Some of the reactions from Ministers have to some extent been contradictory. This is what creates the uncertainty, and in some quarters a degree of scepticism, about whether this is in fact intended. In private, my noble friend’s ministerial colleague, my right honourable friend the Minister for Energy Michael Fallon, was reported as saying:
“I confirm that we intend to have the OLR mechanism in place around the time that the first CfDs are allocated, and Baroness Verma will also confirm this at an appropriate opportunity during the Energy Bill’s passage”.
We have not had that yet. These matters were discussed briefly at Second Reading. More importantly, there were some considerable debates in Grand Committee. Any statement of that kind was conspicuous by its absence. As my noble friend Lord Roper said a few moments ago, before the Bill leaves this House we must have a clear statement from my noble friend that that will happen. As he said in the previous debate, this is not just something to be enabled as a last resort; it has to be seen as an integral part of the new system. That is how it was presented but not how it has
actually been drafted. The reluctance of Ministers to say on the Floor of the House what they have said privately to the industry is, quite frankly, disturbing.

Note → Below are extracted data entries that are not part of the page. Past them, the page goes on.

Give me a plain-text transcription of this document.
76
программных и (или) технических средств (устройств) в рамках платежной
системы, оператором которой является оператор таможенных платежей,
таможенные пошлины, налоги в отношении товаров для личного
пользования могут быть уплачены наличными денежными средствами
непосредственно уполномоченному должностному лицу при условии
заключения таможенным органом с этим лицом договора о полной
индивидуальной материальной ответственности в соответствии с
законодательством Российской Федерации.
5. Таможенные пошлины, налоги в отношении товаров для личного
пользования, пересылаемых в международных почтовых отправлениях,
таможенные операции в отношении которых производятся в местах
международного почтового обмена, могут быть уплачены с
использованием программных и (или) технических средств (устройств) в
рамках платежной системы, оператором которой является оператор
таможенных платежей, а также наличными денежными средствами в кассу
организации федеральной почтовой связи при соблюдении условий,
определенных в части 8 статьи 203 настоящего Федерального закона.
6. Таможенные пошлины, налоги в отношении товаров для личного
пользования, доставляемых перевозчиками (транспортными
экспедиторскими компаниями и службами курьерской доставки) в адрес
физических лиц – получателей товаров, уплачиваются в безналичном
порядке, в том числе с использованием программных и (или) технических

It is not the first time we have seen that. Last Monday, I moved an amendment about competition in the capacity mechanism system that is being introduced, which my noble friend was quite firm in resisting. She has since written a letter saying that she is prepared to go on negotiating with the independent generators concerned, which is very welcome, but that was quite different from what Michael Fallon said before the Bill reached this House. He made it clear that he was expecting amendments seeking to promote more competition and to make it a very clear duty on the Government, and that he would not quarrel with that. I know that my noble friend was under some pressure last Monday because the Leader of the House was waiting to make a Statement on the European Council, but none the less she refused to do that. I felt it right to withdraw the amendment rather than spend more time dividing the House, and it was not at all clear that there were enough noble Lords in the House at that stage who would have supported it. Still, the fact of the matter is that we were faced with a contradiction between what the Minister for Energy said and what my noble friend has so far been able to say, no doubt under legal advice from her department.

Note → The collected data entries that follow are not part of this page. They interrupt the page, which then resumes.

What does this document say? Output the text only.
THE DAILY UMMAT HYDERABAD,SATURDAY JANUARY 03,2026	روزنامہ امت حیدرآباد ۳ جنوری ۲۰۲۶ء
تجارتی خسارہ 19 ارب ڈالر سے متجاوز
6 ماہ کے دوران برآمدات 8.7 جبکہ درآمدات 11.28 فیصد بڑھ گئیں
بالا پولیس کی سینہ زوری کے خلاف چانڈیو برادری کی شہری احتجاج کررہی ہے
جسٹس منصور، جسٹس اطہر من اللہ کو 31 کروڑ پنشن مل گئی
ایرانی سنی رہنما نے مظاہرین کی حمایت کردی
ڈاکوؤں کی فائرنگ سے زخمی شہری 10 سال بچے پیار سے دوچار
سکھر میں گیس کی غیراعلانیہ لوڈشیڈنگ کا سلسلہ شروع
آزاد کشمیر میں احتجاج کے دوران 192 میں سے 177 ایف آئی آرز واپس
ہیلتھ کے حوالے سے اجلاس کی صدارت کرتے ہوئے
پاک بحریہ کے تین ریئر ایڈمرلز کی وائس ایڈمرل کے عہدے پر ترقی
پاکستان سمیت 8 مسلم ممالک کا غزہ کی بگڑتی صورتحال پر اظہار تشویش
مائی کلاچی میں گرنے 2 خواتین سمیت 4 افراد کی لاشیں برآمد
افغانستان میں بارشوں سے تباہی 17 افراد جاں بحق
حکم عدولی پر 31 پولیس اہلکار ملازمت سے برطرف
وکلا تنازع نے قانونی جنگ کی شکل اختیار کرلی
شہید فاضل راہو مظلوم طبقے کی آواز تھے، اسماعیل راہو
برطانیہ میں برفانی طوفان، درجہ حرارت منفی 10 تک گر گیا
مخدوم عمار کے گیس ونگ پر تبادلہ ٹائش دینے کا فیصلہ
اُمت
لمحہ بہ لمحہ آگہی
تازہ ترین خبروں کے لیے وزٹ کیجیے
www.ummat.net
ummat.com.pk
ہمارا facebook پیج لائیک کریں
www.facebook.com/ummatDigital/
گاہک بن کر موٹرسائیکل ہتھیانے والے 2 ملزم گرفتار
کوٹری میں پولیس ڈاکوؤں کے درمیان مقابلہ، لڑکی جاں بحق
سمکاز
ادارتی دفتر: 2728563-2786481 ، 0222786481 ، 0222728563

With the greatest of respect to her, that is not good enough. If this offtaker of last resort is to mean anything at all, it must be perfectly clear that it will be able to operate where necessary and on the terms that my noble friend Lord Roper has already indicated. If my noble friend is unable to give that undertaking today, I ask that she goes back to her department and discusses the issue with her colleague, perhaps when he has returned from the Middle East, where he is at the moment. We should get a very clear statement on this when we reach Third Reading on 19 November.
I cannot stress too strongly the degree of unhappiness that exists in substantial sections of the independent industry, which feel that they are being messed about. One reads in the article in the Telegraph today about the difficulty in getting the investment going—as the Telegraph says, a large amount is simply waiting on the drawing board. To a large extent, that is due to a sense of uncertainty about the intention of this legislation. It is open to my noble friend, now or at Third Reading, to clear up some of these uncertainties, particularly those relating to hire-purchase agreements and the offtaker of last resort, on the lines of the amendments to which my noble friend has spoken, so that the companies and the funds that will be providing finance for them will know where they stand and can go ahead. At the moment, they do not feel that; I really must stress that very hard indeed.